Jeanine struggled against her frustration. Her body tensing to contain it, helpless against motive she could not understand. Every assertion of hers was met with parry, equally as vehement, equally convinced.
"And the conspiracy to murder, to take matters into their own hands instead of subjecting Mr. Jarvis to the full extent of the law—"
"And when, exactly, do you think that would ever happen, if ever?" Harvey interrupted. "How many more lives do you think he'll ruin before he's finally caught?"
"So the rules of this world, civilization, count for nothing? This was a murder masquerading as some honorable feat, but it is not!" Jeanie's voice rang in her ears, filling every void of her being, allowing her to stand just an inch taller. "There is no honor in this, there is—"
"Honor? You want to speak of honor, Ellison?" Buchanan almost laughed, but his eyes were spiteful, his smile a sneer. "You dare lecture me on the virtue?"

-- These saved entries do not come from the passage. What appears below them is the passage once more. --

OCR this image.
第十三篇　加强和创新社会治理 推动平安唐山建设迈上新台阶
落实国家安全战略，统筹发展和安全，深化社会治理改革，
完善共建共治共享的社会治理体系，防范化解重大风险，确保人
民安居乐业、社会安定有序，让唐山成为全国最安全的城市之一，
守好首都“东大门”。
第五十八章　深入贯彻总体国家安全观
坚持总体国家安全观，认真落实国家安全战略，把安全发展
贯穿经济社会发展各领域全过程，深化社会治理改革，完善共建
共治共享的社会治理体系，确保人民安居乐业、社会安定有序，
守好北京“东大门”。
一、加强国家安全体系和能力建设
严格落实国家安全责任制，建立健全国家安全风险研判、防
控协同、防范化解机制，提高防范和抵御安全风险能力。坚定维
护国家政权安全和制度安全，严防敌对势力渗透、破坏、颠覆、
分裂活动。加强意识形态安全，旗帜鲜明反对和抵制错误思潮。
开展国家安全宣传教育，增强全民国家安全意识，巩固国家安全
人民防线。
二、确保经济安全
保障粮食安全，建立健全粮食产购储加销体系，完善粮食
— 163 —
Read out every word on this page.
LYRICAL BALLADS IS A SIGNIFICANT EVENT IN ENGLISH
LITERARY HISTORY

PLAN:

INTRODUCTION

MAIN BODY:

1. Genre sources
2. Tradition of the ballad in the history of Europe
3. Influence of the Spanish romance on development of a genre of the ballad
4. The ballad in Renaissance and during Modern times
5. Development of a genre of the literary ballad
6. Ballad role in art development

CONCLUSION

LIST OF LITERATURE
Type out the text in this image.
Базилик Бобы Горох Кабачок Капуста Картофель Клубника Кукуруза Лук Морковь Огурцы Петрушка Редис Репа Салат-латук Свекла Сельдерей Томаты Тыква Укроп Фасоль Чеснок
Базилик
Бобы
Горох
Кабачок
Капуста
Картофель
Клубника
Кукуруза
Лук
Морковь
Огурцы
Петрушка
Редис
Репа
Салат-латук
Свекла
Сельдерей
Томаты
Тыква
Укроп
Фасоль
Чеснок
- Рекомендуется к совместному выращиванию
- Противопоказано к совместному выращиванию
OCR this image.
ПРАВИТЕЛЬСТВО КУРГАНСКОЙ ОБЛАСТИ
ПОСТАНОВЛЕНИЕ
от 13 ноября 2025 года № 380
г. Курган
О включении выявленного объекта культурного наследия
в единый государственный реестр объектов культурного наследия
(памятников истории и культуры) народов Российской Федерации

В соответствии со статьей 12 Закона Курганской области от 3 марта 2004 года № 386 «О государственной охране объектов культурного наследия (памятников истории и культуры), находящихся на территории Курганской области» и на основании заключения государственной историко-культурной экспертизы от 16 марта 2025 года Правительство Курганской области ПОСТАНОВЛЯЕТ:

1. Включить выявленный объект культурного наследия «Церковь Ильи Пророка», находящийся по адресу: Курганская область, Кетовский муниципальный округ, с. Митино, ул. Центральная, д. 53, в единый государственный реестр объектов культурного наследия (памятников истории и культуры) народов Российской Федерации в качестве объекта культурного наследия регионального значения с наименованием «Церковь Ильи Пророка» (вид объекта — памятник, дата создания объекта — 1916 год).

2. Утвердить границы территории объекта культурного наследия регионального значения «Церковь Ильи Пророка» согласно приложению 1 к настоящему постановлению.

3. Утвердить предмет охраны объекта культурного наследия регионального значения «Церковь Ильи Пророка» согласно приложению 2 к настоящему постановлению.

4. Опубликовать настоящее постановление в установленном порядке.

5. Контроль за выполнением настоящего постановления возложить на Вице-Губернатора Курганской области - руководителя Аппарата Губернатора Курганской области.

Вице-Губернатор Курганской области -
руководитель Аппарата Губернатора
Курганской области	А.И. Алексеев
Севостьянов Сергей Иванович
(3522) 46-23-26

As rapidly as Jeanine's courage strengthened, it dwindled. She shrank, as if her body were being whittled to shreds, and she realized in the pause he granted her to answer how he loomed over her, his presence no longer a companion to hers but a weight, a menace.
She didn't reply.
Harvey continued, his intentions fixed.
"You have no honor to your name to lend you any credibility. Why? Because you forsook every ounce of the little you already had the instant you abandoned home and stole someone else's identity. So do not dare seek to educate me about honor. You have none."
A familiar heat pooled in her eyes, her vision blurring. Her head ached, her neck strained, trying to keep itself held high. She blinked, and no tear burst from her eyes.
She looked at Mr. Buchanan squarely, her breathing heightened but tempered. Control of herself was all she had left, and she held onto it as if it were salvation itself. But something burned in her chest the longer she faced him, and she, weak, defeated, turned away. At last she lowered her head, sat herself back in her chair.
"Now I know what you truly think of me, Mr. Buchanan," she whispered, and at that point, she was convinced she was talking to herself. For what could Buchanan ever find worthy of listening from her mouth?
She sought Jack's hand, her fingers gently taking his.
Harvey's voice touched her ear.
"I must tend to my patient." She sniffed. "Good day, sir."
"Ellison, I didn't—"
She turned her head but once. Her eyes found him.